Before you begin to read this entry, please open a second tab on your browser, head over to YouTube, and type in LP – Into the Wild. It’s a song, the photo you’ll see is a very stunning woman with super curly hair/fro thing. That is the theme song of my day today, and, I hope, the song to the rest of my days here in East Africa.
I could take my time to tell you about my first time working breakfast cook-crew this morning, and how I rocked those pancakes (without Bisquick, but from scratch!)
I could tell you about the fresh fruit we get every single morning here.
But I’ll have time for that later. For today, let me share two stories. One is silly, and my friends will giggle when they read it. The other is moving, and lovely, and quite striking in its simple splendor.
Today in class we learned some tracking techniques for animals. One informative source from animals is their – say it with me now – dung. Poop. Number 2. We were informed that a place designated by animals as their poop-palace is called a maiden… Yes (Hannah, Miranda, Mom and Dad, John and friends), our hometown shares the name of an animal’s crap-trap. I could not make this stuff up, and you may or may not tell whomever you wish.
Oh good ‘ole little Maiden, you just can’t get a break, can you? (To John, how does it feel to know you play for the poop-camp blue devils?)

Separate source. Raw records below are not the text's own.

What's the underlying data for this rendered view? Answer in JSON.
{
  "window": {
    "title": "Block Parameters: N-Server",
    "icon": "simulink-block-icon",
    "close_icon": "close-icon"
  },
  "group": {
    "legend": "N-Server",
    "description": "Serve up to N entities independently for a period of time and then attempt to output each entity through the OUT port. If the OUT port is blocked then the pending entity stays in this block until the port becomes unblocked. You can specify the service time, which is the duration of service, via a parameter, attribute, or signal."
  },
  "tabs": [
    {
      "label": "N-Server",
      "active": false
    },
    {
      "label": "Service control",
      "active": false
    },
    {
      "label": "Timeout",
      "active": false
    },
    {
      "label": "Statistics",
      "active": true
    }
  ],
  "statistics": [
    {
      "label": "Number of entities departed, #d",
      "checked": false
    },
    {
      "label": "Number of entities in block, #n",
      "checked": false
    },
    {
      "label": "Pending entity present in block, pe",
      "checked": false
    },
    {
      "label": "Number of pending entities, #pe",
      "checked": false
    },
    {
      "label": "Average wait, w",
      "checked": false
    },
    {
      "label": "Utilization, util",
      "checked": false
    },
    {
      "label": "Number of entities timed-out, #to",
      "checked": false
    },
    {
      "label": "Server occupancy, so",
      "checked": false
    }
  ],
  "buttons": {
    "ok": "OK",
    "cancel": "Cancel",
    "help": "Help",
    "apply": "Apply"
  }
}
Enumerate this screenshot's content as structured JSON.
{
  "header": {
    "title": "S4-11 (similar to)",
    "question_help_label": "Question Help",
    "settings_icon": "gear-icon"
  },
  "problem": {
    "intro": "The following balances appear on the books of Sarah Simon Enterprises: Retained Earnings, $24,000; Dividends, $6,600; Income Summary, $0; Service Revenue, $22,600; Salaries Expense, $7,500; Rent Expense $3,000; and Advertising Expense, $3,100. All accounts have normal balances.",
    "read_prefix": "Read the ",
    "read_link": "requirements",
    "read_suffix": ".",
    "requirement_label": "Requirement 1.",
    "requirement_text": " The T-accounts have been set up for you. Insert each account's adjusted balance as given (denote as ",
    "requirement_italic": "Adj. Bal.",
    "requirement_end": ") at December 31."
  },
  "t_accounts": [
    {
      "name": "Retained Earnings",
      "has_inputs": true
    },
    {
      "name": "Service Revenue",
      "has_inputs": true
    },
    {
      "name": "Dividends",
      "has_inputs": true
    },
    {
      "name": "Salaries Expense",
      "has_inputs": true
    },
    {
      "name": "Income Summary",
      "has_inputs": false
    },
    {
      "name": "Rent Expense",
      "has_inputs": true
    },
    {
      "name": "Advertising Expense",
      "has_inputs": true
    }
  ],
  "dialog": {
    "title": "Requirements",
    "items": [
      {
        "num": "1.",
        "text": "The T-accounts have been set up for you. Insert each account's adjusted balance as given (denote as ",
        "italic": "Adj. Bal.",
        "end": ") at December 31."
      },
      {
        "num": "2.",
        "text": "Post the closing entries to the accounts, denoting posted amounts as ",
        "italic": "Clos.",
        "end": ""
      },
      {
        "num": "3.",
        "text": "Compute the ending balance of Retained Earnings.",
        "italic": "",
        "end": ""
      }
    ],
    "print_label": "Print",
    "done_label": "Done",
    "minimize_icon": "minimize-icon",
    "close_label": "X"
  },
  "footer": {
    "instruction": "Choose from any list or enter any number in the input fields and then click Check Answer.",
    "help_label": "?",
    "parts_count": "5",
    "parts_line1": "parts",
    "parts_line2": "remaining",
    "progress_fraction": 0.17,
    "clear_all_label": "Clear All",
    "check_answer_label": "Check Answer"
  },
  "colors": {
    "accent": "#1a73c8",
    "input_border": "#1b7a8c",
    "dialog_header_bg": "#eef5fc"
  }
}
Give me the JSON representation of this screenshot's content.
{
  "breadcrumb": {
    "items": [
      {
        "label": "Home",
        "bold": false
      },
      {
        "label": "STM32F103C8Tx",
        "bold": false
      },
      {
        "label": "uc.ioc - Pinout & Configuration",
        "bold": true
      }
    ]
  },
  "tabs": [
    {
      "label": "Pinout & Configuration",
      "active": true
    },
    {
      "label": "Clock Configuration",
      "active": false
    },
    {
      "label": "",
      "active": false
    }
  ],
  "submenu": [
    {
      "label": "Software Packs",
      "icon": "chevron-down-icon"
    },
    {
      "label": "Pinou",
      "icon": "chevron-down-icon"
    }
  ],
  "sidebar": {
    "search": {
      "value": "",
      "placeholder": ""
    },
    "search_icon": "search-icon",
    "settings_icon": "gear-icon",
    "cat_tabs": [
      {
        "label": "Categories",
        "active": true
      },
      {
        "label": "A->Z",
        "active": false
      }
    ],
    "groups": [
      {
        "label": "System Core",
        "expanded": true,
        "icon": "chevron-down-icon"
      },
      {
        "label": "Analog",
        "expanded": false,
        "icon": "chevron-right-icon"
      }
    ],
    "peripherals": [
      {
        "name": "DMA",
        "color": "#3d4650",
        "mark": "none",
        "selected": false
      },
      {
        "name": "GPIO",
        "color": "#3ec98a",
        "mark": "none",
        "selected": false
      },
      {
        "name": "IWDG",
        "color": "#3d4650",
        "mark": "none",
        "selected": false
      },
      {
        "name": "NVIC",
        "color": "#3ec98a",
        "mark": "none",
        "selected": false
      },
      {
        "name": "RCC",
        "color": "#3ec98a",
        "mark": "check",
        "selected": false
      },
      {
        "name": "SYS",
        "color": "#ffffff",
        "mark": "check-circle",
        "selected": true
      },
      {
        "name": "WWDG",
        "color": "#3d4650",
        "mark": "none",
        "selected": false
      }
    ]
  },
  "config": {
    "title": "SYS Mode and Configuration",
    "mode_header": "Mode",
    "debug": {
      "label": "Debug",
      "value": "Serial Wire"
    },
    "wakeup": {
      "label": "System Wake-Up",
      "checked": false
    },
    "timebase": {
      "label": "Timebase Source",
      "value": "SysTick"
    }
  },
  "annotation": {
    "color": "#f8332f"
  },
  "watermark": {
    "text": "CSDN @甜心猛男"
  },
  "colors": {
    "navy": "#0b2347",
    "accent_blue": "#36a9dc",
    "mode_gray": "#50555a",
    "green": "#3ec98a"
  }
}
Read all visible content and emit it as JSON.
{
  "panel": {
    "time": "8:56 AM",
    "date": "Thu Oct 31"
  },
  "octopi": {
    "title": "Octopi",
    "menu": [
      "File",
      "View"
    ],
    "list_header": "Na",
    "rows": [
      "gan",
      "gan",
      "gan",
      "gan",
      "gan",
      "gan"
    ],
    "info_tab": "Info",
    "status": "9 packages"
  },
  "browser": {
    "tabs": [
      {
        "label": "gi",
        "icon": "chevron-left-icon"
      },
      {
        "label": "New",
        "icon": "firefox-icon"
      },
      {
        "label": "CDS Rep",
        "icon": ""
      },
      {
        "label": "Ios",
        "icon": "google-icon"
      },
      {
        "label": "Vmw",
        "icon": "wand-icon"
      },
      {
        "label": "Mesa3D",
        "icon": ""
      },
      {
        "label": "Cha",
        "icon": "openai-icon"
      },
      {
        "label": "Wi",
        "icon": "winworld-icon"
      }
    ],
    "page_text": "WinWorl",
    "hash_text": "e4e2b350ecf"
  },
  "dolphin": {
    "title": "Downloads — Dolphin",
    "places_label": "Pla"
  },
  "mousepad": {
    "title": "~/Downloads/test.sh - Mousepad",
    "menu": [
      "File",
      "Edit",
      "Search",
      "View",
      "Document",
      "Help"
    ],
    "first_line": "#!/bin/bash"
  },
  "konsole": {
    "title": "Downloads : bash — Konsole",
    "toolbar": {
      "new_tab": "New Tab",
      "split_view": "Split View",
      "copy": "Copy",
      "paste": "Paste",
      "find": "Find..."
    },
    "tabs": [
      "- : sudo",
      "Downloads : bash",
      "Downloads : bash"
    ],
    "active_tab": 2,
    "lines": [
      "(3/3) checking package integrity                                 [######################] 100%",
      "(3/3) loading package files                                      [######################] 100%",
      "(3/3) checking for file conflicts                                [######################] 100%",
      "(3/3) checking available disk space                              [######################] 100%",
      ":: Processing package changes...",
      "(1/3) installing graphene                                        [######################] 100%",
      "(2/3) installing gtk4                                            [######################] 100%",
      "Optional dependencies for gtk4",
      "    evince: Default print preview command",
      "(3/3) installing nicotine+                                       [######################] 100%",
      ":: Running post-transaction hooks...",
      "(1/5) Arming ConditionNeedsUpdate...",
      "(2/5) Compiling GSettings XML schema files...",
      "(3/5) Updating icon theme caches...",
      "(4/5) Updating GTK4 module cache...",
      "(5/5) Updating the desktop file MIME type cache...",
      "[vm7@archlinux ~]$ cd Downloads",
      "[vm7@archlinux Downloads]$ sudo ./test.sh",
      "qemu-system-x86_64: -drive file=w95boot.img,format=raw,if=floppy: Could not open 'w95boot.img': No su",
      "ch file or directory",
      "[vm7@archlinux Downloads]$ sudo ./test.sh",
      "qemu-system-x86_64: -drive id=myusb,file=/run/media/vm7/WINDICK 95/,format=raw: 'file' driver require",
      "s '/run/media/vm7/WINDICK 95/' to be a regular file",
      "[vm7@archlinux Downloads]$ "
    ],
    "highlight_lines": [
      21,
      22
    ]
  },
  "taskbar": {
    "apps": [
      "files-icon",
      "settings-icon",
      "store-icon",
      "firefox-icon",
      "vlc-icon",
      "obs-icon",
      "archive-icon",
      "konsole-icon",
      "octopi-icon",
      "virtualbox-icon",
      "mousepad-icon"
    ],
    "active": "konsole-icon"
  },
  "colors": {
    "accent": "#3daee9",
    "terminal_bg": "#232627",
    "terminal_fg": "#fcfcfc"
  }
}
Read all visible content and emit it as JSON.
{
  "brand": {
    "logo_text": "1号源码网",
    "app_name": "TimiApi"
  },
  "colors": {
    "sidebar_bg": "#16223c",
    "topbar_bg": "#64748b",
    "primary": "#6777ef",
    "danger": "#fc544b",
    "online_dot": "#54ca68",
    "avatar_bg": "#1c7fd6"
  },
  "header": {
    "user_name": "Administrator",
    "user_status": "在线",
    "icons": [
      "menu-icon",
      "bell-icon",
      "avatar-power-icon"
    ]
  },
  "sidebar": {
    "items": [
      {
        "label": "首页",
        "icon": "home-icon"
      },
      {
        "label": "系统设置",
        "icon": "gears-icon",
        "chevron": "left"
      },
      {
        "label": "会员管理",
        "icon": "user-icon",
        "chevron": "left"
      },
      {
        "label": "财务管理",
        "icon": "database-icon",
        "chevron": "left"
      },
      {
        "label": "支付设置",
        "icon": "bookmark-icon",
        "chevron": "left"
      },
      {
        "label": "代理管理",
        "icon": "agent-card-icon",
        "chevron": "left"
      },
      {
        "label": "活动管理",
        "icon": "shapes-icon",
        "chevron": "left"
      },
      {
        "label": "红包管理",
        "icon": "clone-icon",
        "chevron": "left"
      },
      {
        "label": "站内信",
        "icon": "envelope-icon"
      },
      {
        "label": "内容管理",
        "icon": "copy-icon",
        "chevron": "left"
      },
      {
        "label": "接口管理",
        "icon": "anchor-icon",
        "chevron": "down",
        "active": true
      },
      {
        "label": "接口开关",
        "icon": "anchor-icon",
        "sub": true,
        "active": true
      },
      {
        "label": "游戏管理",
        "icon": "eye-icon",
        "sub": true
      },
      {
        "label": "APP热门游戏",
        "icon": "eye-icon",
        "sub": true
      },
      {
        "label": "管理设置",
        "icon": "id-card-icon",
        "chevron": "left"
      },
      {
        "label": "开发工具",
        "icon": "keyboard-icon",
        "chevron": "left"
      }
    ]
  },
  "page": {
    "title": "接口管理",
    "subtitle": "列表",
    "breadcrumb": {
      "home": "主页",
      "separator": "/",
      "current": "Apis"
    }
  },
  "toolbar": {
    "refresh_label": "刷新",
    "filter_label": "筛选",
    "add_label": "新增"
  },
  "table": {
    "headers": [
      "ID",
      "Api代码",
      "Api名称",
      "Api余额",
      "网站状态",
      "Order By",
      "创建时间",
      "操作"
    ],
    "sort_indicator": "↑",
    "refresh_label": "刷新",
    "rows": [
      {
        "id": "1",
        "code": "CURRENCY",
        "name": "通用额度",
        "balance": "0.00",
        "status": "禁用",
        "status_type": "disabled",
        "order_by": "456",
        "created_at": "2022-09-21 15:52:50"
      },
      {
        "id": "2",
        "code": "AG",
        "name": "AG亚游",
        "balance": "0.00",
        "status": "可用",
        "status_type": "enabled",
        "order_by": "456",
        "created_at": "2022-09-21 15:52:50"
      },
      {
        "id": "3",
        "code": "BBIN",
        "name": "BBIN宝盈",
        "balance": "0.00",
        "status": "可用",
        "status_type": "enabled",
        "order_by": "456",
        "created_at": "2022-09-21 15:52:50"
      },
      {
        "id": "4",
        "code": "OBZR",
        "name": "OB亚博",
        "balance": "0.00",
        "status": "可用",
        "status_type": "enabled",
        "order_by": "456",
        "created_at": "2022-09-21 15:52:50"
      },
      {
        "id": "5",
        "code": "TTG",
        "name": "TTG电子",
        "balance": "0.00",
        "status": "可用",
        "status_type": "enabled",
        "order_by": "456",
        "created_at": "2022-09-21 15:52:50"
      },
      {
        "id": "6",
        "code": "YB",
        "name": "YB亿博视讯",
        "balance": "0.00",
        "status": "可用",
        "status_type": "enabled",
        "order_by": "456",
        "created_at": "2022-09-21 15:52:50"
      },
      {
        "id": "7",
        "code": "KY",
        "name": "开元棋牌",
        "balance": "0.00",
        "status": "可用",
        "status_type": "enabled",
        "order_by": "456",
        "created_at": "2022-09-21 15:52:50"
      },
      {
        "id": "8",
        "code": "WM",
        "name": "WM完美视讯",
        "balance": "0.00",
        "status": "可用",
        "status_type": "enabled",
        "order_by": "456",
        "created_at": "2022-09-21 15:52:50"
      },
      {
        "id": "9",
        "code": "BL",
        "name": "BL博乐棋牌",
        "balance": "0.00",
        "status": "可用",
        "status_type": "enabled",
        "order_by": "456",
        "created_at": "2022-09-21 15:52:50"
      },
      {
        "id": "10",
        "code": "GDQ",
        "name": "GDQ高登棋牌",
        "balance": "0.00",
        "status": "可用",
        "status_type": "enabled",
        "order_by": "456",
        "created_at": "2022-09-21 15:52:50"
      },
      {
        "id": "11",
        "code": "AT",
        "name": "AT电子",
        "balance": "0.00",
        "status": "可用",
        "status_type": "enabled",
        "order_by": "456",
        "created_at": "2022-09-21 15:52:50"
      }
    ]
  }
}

Tonight we took our cameras, donned our now dirt-caked tennis shoes, and made a short trip to the “soccer” field to play some ball. The children were waiting, smiling with happiness, reclining leisurely in the grasses. It was tennis shoes against bare-feet. Adults against watoto. Us and them. Feet beat the earth solidly, and laughter was the sound of the afternoon. In soccer – in playing games – there is community, solidarity, and an equality perseverant above any language or culture barriers. A smile is a kicheko is a smile; ultimately universal in happiness.
The last of the evening was spent observing the sunset, my first in Tanzania that I could watch the sun set fully behind the mountains of Arusha. The land was golden, the clouds bursting with fiery hues of red and yellow. The sun our target, the cameras our weapon, and our minds in paradise as we watched the sun fall below the horizon. Children smiled for pictures, and silhouettes were popularly photographed. We were happy, and we were all watching the sun set. It was a shared moment we had today, one that everyone could partake and appreciate. A sunset is beautiful, and all the more so knowing that I was standing in the foreign lands that many have termed God’s Country. The beginning of man. I’m not so sure it’s where it all started, or that Africa was the birthplace of man… but I do know that it has been the start of an amazing, life-altering experience. One I hope to share with everyone.